How best to accomplish this is laid out in the ICC Green Economy Roadmap, a comprehensive guide for business, policymakers and civil society, that was presented at the Rio+20 conference today.
The 2012 G20 Mexico Summit in Los Cabos, unlike those that came before it, kicked off a week that will end with the UN Conference on Sustainable Development, commonly known as Rio+20. ICC delivered policy priorities on behalf of global business to the G20 on trade and investment, green growth, transparency and anti-corruption, and financing for growth and development. ICC has also been part of the official process at Rio+20, providing business input to the negotiations of a final text that is expected to come out of the conference.
To date, ICC has rated the G20 performance as “incomplete” across four important policy areas: trade and investment, green growth, transparency and anti-corruption, and financing for growth and development.
“We are all linked by a shared interest to increase prosperity, while dealing with environmental, social and economic challenges – and yet we have no appropriate tools to manage a globalized economy,” said ICC Secretary General Jean-Guy Carrier. “What we need are strong coordinated solutions to the worldwide jobs crisis and action to avoid a new global recession.

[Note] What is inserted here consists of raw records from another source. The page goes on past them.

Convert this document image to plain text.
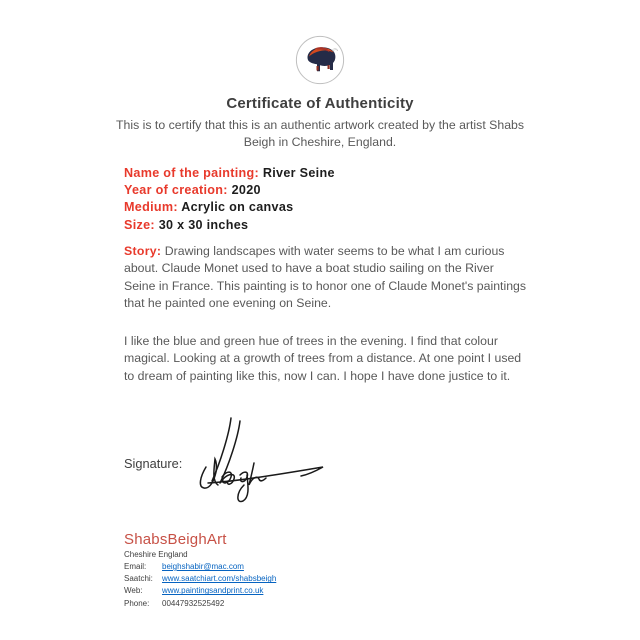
Certificate of Authenticity
This is to certify that this is an authentic artwork created by the artist Shabs Beigh in Cheshire, England.
Name of the painting: River Seine
Year of creation: 2020
Medium: Acrylic on canvas
Size: 30 x 30 inches
Story: Drawing landscapes with water seems to be what I am curious about. Claude Monet used to have a boat studio sailing on the River Seine in France. This painting is to honor one of Claude Monet's paintings that he painted one evening on Seine.
I like the blue and green hue of trees in the evening. I find that colour magical. Looking at a growth of trees from a distance. At one point I used to dream of painting like this, now I can. I hope I have done justice to it.
Signature:
ShabsBeighArt
Cheshire England
Email:	beighshabir@mac.com
Saatchi:	www.saatchiart.com/shabsbeigh
Web:	www.paintingsandprint.co.uk
Phone:	00447932525492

Governments should re-balance economic incentives and provide enabling policy frameworks to boost business confidence to do what it does best – deliver jobs and growth. World leaders in Los Cabos and Rio de Janeiro have an opportunity to send clear signals to re-launch the economic activity and deliver on ‘green growth.’”
The two separate ICC delegations currently attending Rio+20 and the G20 include representatives from many of ICC’s member companies around the world.
“The private sector is already delivering solutions to global sustainability challenges such as the growing population and limited availability of the earth’s finite resources, but progress would be much faster with more collaboration between governments, civil society and business,” said Neil Hawkins, Vice President, Sustainability/EH&S, Dow Chemical Company. “With the right policy frameworks, business can make the investments and create the business opportunities that the green transition promises. This is what the ICC Green Economy Roadmap is all about.”
The ICC Green Economy Roadmap sets out 10 conditions needed to drive growth and calls for innovation, collaboration and governance. It serves as both a tool for integrating sustainability into business strategies and government policies as well as a platform to share and scale-up best practices and initiate new activities.